Tuesday 17 September 2019

Oulart's 'U-turn' has led to a rather awkward position

Brendan Furlong
Brendan Furlong

Brendan Furlong's Hop Ball

Liam Dunne has once again become the victim of the ineptitude of the Oulart-The Ballagh club which has affected his period as Wexford Senior hurling manager.

Dunne gave unstinting service to the club both as player and manager, but their dramatic 'U-turn' last week served up just another example of how the club operates off the field.

So Oulart-The Ballagh now end up supporting Liam Dunne's nomination to continue as Wexford Senior hurling manager for another year.
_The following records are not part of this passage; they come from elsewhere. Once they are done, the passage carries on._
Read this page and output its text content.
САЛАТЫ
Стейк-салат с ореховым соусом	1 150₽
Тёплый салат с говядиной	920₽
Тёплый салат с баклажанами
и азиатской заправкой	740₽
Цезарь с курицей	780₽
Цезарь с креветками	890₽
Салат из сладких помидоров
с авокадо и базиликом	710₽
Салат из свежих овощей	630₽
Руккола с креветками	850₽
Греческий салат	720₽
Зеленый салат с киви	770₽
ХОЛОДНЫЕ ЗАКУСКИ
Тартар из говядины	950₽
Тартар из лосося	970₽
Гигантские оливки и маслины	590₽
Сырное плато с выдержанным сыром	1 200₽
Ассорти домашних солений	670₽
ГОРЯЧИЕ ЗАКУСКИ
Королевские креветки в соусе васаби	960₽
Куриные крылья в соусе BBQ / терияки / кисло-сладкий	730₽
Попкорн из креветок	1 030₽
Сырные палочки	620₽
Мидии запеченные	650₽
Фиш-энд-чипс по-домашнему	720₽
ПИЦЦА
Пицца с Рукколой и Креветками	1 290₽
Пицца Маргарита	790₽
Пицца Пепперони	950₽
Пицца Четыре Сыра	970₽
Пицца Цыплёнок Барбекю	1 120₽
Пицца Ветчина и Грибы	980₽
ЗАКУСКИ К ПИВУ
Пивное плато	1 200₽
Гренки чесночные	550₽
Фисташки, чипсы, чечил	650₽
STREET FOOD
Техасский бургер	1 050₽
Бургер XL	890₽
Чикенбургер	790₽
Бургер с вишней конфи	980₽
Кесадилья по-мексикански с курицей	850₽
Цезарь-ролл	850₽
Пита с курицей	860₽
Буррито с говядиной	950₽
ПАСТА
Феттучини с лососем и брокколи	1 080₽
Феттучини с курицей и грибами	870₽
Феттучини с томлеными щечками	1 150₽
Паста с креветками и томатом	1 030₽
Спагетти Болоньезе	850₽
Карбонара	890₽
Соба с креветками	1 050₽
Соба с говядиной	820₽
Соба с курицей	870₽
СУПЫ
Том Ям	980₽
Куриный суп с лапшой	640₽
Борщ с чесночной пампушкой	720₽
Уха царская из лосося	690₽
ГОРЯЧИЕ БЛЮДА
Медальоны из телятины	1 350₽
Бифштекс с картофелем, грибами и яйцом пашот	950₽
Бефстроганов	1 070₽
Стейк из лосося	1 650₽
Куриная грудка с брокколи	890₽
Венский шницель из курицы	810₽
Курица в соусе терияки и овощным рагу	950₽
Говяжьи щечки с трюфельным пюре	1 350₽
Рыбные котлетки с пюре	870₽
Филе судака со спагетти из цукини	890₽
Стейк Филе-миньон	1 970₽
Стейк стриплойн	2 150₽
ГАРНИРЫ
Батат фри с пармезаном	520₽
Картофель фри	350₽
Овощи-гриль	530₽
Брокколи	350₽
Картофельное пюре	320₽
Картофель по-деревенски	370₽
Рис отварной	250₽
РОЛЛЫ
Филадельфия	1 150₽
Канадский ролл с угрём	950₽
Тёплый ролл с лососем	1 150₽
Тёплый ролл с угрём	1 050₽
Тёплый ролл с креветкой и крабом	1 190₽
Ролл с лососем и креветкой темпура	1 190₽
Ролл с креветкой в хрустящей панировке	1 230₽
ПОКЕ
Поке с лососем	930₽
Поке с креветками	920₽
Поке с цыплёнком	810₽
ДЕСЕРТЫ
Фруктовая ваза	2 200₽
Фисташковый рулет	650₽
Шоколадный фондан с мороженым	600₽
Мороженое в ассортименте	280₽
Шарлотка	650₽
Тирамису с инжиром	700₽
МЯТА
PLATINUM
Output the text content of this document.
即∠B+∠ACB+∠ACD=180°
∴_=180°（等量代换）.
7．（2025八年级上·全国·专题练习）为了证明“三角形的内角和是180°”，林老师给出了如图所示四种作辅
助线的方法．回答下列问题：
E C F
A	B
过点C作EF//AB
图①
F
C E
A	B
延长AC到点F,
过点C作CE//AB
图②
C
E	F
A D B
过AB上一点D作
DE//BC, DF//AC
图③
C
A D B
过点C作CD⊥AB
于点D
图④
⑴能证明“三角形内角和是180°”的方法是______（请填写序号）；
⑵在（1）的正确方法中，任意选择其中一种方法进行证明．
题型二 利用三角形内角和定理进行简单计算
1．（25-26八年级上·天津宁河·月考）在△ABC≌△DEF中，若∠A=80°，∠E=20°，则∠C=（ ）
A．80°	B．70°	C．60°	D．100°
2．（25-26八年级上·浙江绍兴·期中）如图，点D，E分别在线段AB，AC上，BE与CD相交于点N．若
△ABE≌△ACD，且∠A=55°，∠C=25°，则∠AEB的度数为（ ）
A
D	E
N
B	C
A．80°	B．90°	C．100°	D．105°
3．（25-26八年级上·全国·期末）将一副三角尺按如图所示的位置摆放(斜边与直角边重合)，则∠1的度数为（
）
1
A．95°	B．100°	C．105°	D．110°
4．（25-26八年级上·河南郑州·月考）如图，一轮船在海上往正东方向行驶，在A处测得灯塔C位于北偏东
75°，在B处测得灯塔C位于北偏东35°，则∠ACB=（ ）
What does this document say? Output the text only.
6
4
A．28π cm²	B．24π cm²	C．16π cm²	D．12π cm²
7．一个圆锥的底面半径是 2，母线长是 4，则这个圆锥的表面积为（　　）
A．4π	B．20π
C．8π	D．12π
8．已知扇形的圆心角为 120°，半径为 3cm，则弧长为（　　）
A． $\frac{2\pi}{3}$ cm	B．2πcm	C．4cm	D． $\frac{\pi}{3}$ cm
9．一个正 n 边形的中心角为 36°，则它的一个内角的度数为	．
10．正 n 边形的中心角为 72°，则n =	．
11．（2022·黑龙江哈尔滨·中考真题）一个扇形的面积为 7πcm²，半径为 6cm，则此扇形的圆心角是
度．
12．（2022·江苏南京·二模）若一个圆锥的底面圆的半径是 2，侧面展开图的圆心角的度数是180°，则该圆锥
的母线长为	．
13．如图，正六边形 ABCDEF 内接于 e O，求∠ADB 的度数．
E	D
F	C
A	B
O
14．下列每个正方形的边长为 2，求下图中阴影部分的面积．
This comes following their 'vow of silence' at the County Board meeting when they joined other club delegates in total silence when it was put to the meeting by County Chairman, Diarmuid Devereux, to ratify Dunne as manager for 2016.

It took the proposal of Tony Dempsey to end the impasse, after the County Chairman had requested a proposer and seconder on two occasions but the meeting by its vow of silence chose to neither support nor reject the proposal.

There has been quite a lot of talk at Oulart-The Ballagh's 'U-turn' and why they decided to row back, particularly at a time when Liam Dunne's term in office after five years at the helm is now complete.

It comes at a time when Wexford G.A.A. is seeking a new manager and backroom to guide the county into 2017 and beyond. Dunne's control at the helm has ended, and while he is interested in returning for another year, Wexford G.A.A. is now anxious to move on, in the process seeking out a new management set-up.

Is this an unhealthy loyalty? Dunne met with the club Chairperson, Mary Doyle, and County Board representative, Ger Doyle, last Wednesday in an effort to seek his club's support for his nomination to try to have him ratified for another year.

Incidentally, the club Chairperson and Breda Jacob, the county's Irish Officer, were present on that awkward night when the County Board meeting sat in silence.

Both were part of the club committee meeting on Wednesday night too when it was unanimously decided that the club would nominate Dunne for another year while also seeking out further support from the clubs of the county.

It's a difficult situation in which the club now finds itself as their Senior hurling manager, Frank Flannery, has also expressed an interest in the Wexford post, with the backing of many of the club's players.

The code of silence was damaging to Dunne, and he didn't get the verbal support of his two club colleagues on that famous night in Enniscorthy. Dunne struggled on, knowing he hadn't the support of the clubs, but their stroke was only denied by the intervention of Tony Dempsey.

I have been a supporter of Dunne while at the helm, but after five years of toil, I now believe the time has arrived for change.

Dunne's contract has ended. To secure a further year he has now to go through the interview process, but the general feeling of the county is that the time has arrived for change, a new leadership and new voice in the dressing-room.

And so now it's up to the clubs to come up with proposals. Clubs have been notified that Wexford G.A.A. is seeking a Senior hurling and football manager. Until closing time on Friday there will be speculation as to who Dunne's successor will be.

I feel sorry for the great Oulart-The Ballagh club, but this is a situation brought about by their own ineptitude. Silence can be damaging but it has now come back to haunt them.

On another note, some may feel that my eyesight must not be the best when it comes to assessing referees, but I have watched enough games to be in control of my own destiny.

Pat Kehoe efficiently controlled the Rapparees v. St. Martin's game, but a sharper shrill of the whistle would be of benefit to players and supporters, leaving him with three out of five. James Owens was his usual professional self in controlling the Glynn-Barntown v. Shelmaliers District derby, earning five out of five.

It was on to O'Kennedy Park on Sunday evening, and as usual David Jenkins was an efficient master in charge of St. James' v. Taghmon-Camross with four out of five, while Fintan Whyte competently handled the Rapparees v. Horeswood Junior game, going home with three out of five. So as the championship gathers momentum the men in black are stepping up the tempo.